BRASILIA/MEXICO CITY (Reuters) – The World Health Organization’s director for the Americas warned on Tuesday of a coronavirus surge across the region and voiced hope for continuing U.S. help to tackle the outbreak, despite President Donald Trump’s threat to permanently halt WHO funding.

Carissa Etienne, the head of the WHO-affiliated Pan American Health Organization, said U.S. contributions account for about 60% of the regional health agency’s budget. She also pointed to successful past collaborations with the U.S. government to combat diseases like malaria and yellow fever.

However, in recent days Trump has ramped up his criticism of the WHO’s response to the coronavirus pandemic, threatening to reconsider his government’s membership of the global body and to permanently end its funding.

“As the curve of the pandemic flattens or falls in other parts of the world, the virus is surging across our region,” Etienne told a virtual briefing on COVID-19 in the Americas.

“PAHO hopes that we will continue collaboration with the United States and all of our allies.”

She said COVID-19 cases reached more than 2 million across the Americas as of Monday, with deaths standing at 121,000: “This represents a staggering increase of 14% for cases and for deaths from just last week,” Etienne said.

PAHO officials voiced concern the new coronavirus was spreading rapidly in the tri-border area of the Amazon between Colombia, Peru and Brazil, which currently has the worst outbreak of any developing nation. The regional outbreak threatens to infect remote indigenous communities in the rainforest.

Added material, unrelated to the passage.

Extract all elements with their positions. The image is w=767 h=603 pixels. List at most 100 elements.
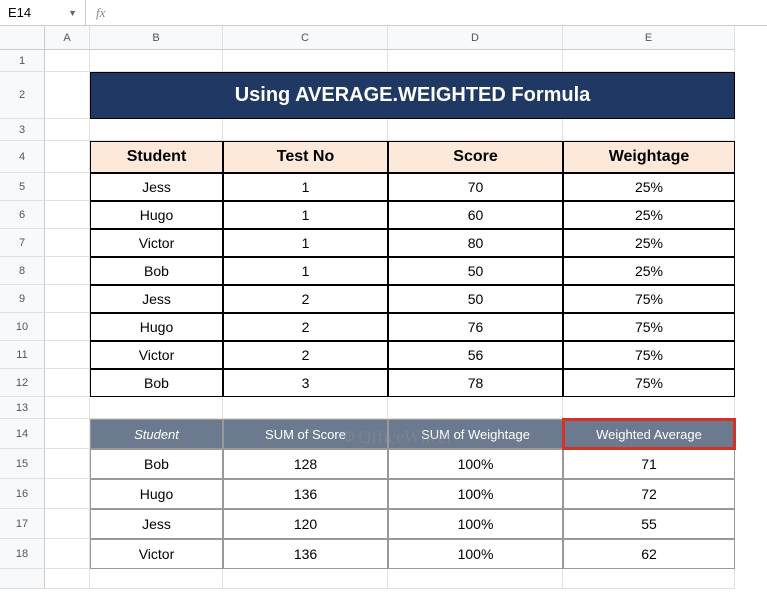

Etienne added there were about 20,000 confirmed coronavirus cases in Amazon provinces, and isolated villages there have minimal access to healthcare.

PAHO officials urged that special measures be taken to protect vulnerable populations among the indigenous, poor and racial minorities.

They said the contagion was moving fast in densely populated Amazon border cities such as Manaus, Leticia and Iquitos, and the greatest danger was that COVID-19, the disease caused by the new coronavirus, risked spreading to indigenous villages in the forest where inhabitants had no protection.

Separately, PAHO communicable diseases director Marcos Espinal said there was “no evidence” to recommend the use of hydroxychloroquine to treat COVID-19, after Trump said he was taking the drug despite his own government’s warnings on its use.